無事なる男

敗北と死に至る道を淡々と書いています。

80年代J-POPの徒花。

3rd BREAK(紙ジャケット仕様)

3rd BREAK(紙ジャケット仕様)

 今年のライジングサン(祝・10回目!)のアーティスト発表もほぼ出つくしたようだけど、個人的な目玉の一つはバービーボーイズ。一昨年の米米や昨年のレピッシュフライングキッズなど、最近のバンド再結成ブーム(?)で往年の名バンドが出演することも多いが、今年はバービーにジュンスカが30代以上のロックファンを感涙せしめるのでしょう。(あと、元スライダーズのHARRYも来るし)
 バービーは個人的に、中学高校の時期に最も好きだったバンドのひとつ。その中でも最も好きなアルバムはこの3枚目。彼らの曲のほとんどは男女の関係を歌ったもので、しかも別れる寸前の痴話喧嘩ソングが多かった。それを男女のツインボーカルでデュエットするのだから、これはもうほとんど「三年目の浮気」の世界。歌謡曲である。これをロックンロールにしてしまうというのはある意味ひとつの発明だったと言える。彼らの曲の中には「愛してる」とか「好きだ」という直接的な表現はほとんどなかったと思うのだけど、そういったストイックな部分や、杏子さんのセクシーなイメージも含めて、すごく大人のバンドという印象が残っている。2ndの「負けるもんか」や、本作収録の「なんだったんだ?7days」のように、どこか男の方が女より立場が下という曲も多く、また、コンタの方が杏子さんよりハイパートを歌うことも多かったので、クールな中にもどことなく男の情けなさのようなモノが見えて、ビシッと決めてるだけじゃないユーモラスな感じを僕は彼らに感じていたりした。
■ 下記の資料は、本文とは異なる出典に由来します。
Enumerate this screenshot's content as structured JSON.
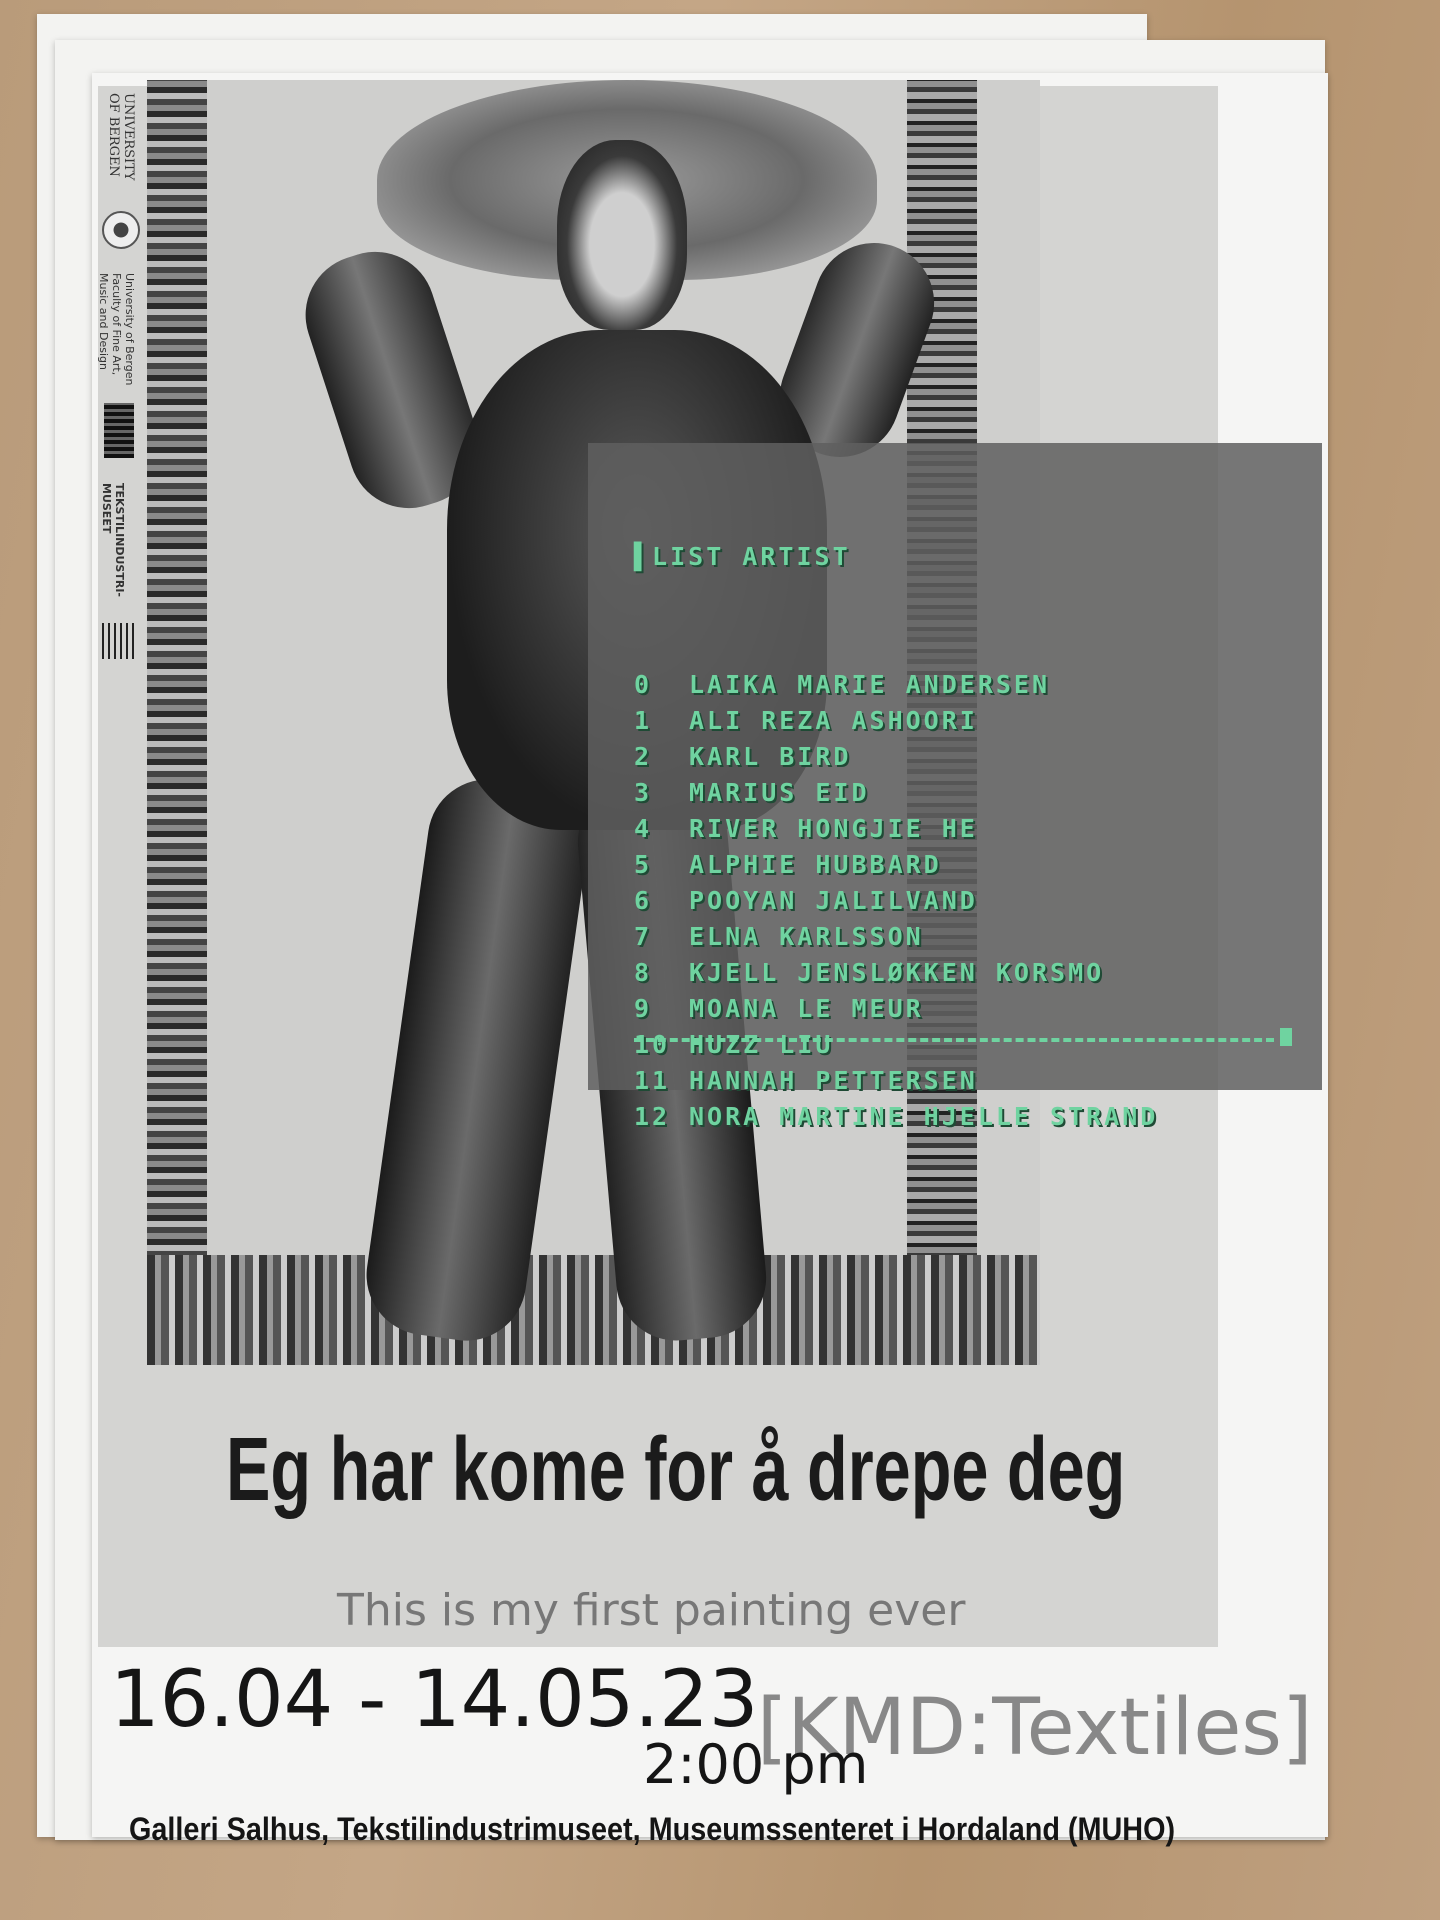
{
  "poster": {
    "side_strip": {
      "university": "UNIVERSITY OF BERGEN",
      "faculty": "University of Bergen Faculty of Fine Art, Music and Design",
      "museum": "TEKSTILINDUSTRI- MUSEET"
    },
    "terminal": {
      "header": "▌LIST ARTIST",
      "artists": [
        {
          "index": "0",
          "name": "LAIKA MARIE ANDERSEN"
        },
        {
          "index": "1",
          "name": "ALI REZA ASHOORI"
        },
        {
          "index": "2",
          "name": "KARL BIRD"
        },
        {
          "index": "3",
          "name": "MARIUS EID"
        },
        {
          "index": "4",
          "name": "RIVER HONGJIE HE"
        },
        {
          "index": "5",
          "name": "ALPHIE HUBBARD"
        },
        {
          "index": "6",
          "name": "POOYAN JALILVAND"
        },
        {
          "index": "7",
          "name": "ELNA KARLSSON"
        },
        {
          "index": "8",
          "name": "KJELL JENSLØKKEN KORSMO"
        },
        {
          "index": "9",
          "name": "MOANA LE MEUR"
        },
        {
          "index": "10",
          "name": "HUZZ LIU"
        },
        {
          "index": "11",
          "name": "HANNAH PETTERSEN"
        },
        {
          "index": "12",
          "name": "NORA MARTINE HJELLE STRAND"
        }
      ],
      "text_color": "#6fd3a0"
    },
    "title": "Eg har kome for å drepe deg",
    "subtitle": "This is my first painting ever",
    "dates": "16.04 - 14.05.23",
    "time": "2:00 pm",
    "tag": "[KMD:Textiles]",
    "venue": "Galleri Salhus, Tekstilindustrimuseet, Museumssenteret i Hordaland (MUHO)"
  }
}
すごく魅力的で、カッコいいバンドだった。
 文字通りこの3作目でブレイクを果たし、次作『LISTEN!』が音楽的にもセールスでもピークだったと思う。が、それ以降のバービーのサウンドはどこか行き詰まり感が拭えず無理な感じがして、僕としてはこのシンプルでストレートな3作目が一番好きなのである。彼らの音は、ギターのいまみちともたかの意向で絶対にピアノ以外の鍵盤楽器を入れないという信念のもとに鳴らされていた。ギターバンドとしての職人的な頑固なプライドがあったのである。しかし、そのプライドが皮肉にもアルバムを重ねるにつれサウンドの広がりの可能性を妨げ、音楽的な行き詰まりにつながって行ってしまったように思う。高校の時に1度だけ札幌で彼らの全盛期のライブを見たことがあるのだけど、今考えると、ほんとに行ってて良かったと思う。
 当時の人気バンドは、レベッカにしても米米にしても再結成したり、再評価の機運が高まったりしたことがあるが、バービーについてはそういったこともあまり無いように思う。2003年にEPICソニー25周年記念イベントでライヴを行ったくらいだと思う。個人的には最近の若いロックファンにも聞いてもらいたいし、もっと評価されていいバンドだと思う。彼らが過小評価されているように感じるのは、サウンドの中心であったいまみちともたか氏がバービー解散以降表立ってシーンの中心で活躍することが無かったことも原因かもしれない。今年に入って「SMAP×SMAP」に出演したり、フェスに参加したりしているが、これを機にもう一度多くの人が彼らの音楽に触れることを切に願う。